Early one recent Friday morning, sanitation workers, homeless-outreach workers and LAPD officers arrived on a little street in the west of Los Angeles.
Jasmine Avenue is lined with low-rise apartment blocks, an imposing Catholic Church, a school, and a handful of dilapidated recreational vehicles. That morning on Jasmine Avenue, RV residents were offered $500 gift cards and a motel room. The city also offered to tow and destroy their RVs.
One RV managed to leave, under its own steam, with what smelled like sewage leaking along the road as it left. This clearance is one small part of what has been a piecemeal approach by officials trying to tackle a burgeoning phenomenon of people living permanently in RVs on these streets.
“I’ll take a motel room,” one RV owner told me as he packed up his belongings after about six months on Jasmine Avenue. “See what happens.” But he did not let the city tow and destroy his RV. He towed it elsewhere himself, using a chain and a beaten-up SUV. He wants to keep it.
“The idea sometimes our clients have is, ‘What if this doesn’t work?
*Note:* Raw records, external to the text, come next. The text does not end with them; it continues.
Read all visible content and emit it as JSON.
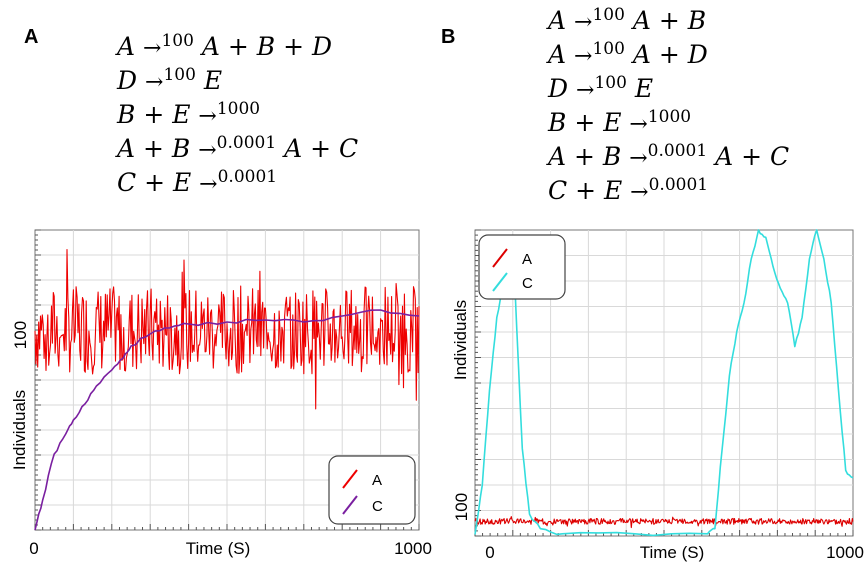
{
  "panels": [
    {
      "letter": "A",
      "reactions": [
        {
          "lhs": "A ",
          "arrow": "→",
          "rate": "100",
          "rhs": " A + B + D"
        },
        {
          "lhs": "D ",
          "arrow": "→",
          "rate": "100",
          "rhs": " E"
        },
        {
          "lhs": "B + E ",
          "arrow": "→",
          "rate": "1000",
          "rhs": ""
        },
        {
          "lhs": "A + B ",
          "arrow": "→",
          "rate": "0.0001",
          "rhs": " A + C"
        },
        {
          "lhs": "C + E ",
          "arrow": "→",
          "rate": "0.0001",
          "rhs": ""
        }
      ]
    },
    {
      "letter": "B",
      "reactions": [
        {
          "lhs": "A ",
          "arrow": "→",
          "rate": "100",
          "rhs": " A + B"
        },
        {
          "lhs": "A ",
          "arrow": "→",
          "rate": "100",
          "rhs": " A + D"
        },
        {
          "lhs": "D ",
          "arrow": "→",
          "rate": "100",
          "rhs": " E"
        },
        {
          "lhs": "B + E ",
          "arrow": "→",
          "rate": "1000",
          "rhs": ""
        },
        {
          "lhs": "A + B ",
          "arrow": "→",
          "rate": "0.0001",
          "rhs": " A + C"
        },
        {
          "lhs": "C + E ",
          "arrow": "→",
          "rate": "0.0001",
          "rhs": ""
        }
      ]
    }
  ],
  "chart_data": [
    {
      "type": "line",
      "xlabel": "Time (S)",
      "ylabel": "Individuals",
      "xlim": [
        0,
        1000
      ],
      "ylim": [
        0,
        150
      ],
      "x_ticks": [
        "0",
        "1000"
      ],
      "y_ticks": [
        "100"
      ],
      "grid": true,
      "legend_position": "bottom-right",
      "series": [
        {
          "name": "A",
          "color": "#ee0000",
          "style": "noisy",
          "x": [
            0,
            1000
          ],
          "y": [
            100,
            100
          ],
          "noise_amplitude": 22
        },
        {
          "name": "C",
          "color": "#7a1fa0",
          "style": "smooth",
          "x": [
            0,
            20,
            50,
            80,
            100,
            130,
            160,
            200,
            230,
            250,
            300,
            350,
            400,
            500,
            600,
            700,
            800,
            900,
            1000
          ],
          "y": [
            0,
            15,
            38,
            48,
            55,
            63,
            72,
            80,
            86,
            92,
            98,
            101,
            103,
            104,
            105,
            104,
            107,
            110,
            107
          ]
        }
      ]
    },
    {
      "type": "line",
      "xlabel": "Time (S)",
      "ylabel": "Individuals",
      "xlim": [
        -40,
        1000
      ],
      "ylim": [
        80,
        500
      ],
      "x_ticks": [
        "0",
        "1000"
      ],
      "y_ticks": [
        "100"
      ],
      "grid": true,
      "legend_position": "top-left",
      "series": [
        {
          "name": "A",
          "color": "#dd0000",
          "style": "noisy",
          "x": [
            -40,
            1000
          ],
          "y": [
            100,
            100
          ],
          "noise_amplitude": 4
        },
        {
          "name": "C",
          "color": "#33dddd",
          "style": "smooth",
          "x": [
            -40,
            -20,
            0,
            20,
            40,
            60,
            70,
            90,
            110,
            140,
            200,
            400,
            600,
            620,
            640,
            660,
            680,
            700,
            720,
            740,
            760,
            780,
            800,
            820,
            840,
            860,
            880,
            900,
            920,
            940,
            960,
            980,
            1000
          ],
          "y": [
            82,
            150,
            280,
            380,
            430,
            440,
            420,
            200,
            110,
            90,
            83,
            83,
            83,
            90,
            200,
            300,
            360,
            400,
            460,
            500,
            490,
            450,
            420,
            400,
            340,
            380,
            460,
            500,
            460,
            400,
            280,
            170,
            160
          ]
        }
      ]
    }
  ]
}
If this doesn’t work, then I’m back on the streets. I’m back to square one,’” said LaTonya Smith, interim CEO at the St. Joseph Center, a nonprofit that helps the city find accommodation for the unhoused. “People who are living in RVs consider themselves to be housed, and in order for them to leave that RV, sometimes we have to incentivize.”
There are, by the latest count, more than 11,000 people living in RVs across Los Angeles County. And that number has been rising. The Covid-19 pandemic forced more people into poverty.
Some of the RV dwellers have jobs but either don’t want to pay apartment rent, or can’t afford to pay it, in a city where the average one-bedroom apartment costs around $2,500 a month.
A huge homeless camp will be cleared after neighbors sued. What happens to its vulnerable residents is an open question Some RV dwellers own the vehicles, but others rent them to the monthly tune of a few hundred dollars to more than $1,000, city Councilwoman Traci Park told CNN.
In Los Angeles, you are allowed to sleep in a vehicle on some streets. There are, of course, parking restrictions on many streets. But as the number of RVs has grown, enforcing those restrictions has become harder.
Large, immobile RVs require large tow trucks. And, according to the city, destroying a dilapidated RV that might contain harmful chemicals can cost up to $9,000 per vehicle.
Outreach workers from St. Joseph Center interact regularly with RV dwellers. A spokesperson told CNN: “Staff encounter a large percentage, probably safe to say as much as 80-85%, of individuals who are ‘leasing’ RVs or may have purchased an RV that is not suitable for habitation or a ‘legal’ sale.”
Park and others argue that these RVs endanger their residents and blight neighborhoods, acting as magnets for crime and damaging the environment. Some advocates for the unhoused agree the impact on city neighborhoods is an issue.
“There might be trash everywhere,” said Smith from the St. Joseph Center. “People come outside their neighborhoods and homes, that’s not something that they really want to see.”
In the five years since Los Angeles County commissioned one of many reports into the RV problem and potential solutions, the number of RVs on county streets has risen by more than 50% – from more than 4,500 in 2018 to more than 7,100 at last count. Reports are regularly requested and written by various city and county departments.
“I’m tired of studies and reports,” Park told CNN recently at her freshly painted City Hall office. She was elected last year on a platform dripping with intent to handle the various homelessness issues plaguing Los Angeles.
Among her first targets: people she calls “vanlords,” some of whom, she says, rent out rotting, unsafe RVs. “There is a thriving trade in RVs being rented out as dwelling units on the internet,” Park said.
Park proposed a motion that would explicitly add RVs to part of the city code that, “Prohibits a person or entity from reserving any street, parking space, or other public space without written authorization from the City while conducting business pertaining to new and used vehicles.”
The motion would also force RV owners to comply with a state law, “which requires that any RV offered for sale, sold, rented or leased within California meet the design safety standards of the American National Standards Institute and Fire Protection Association.”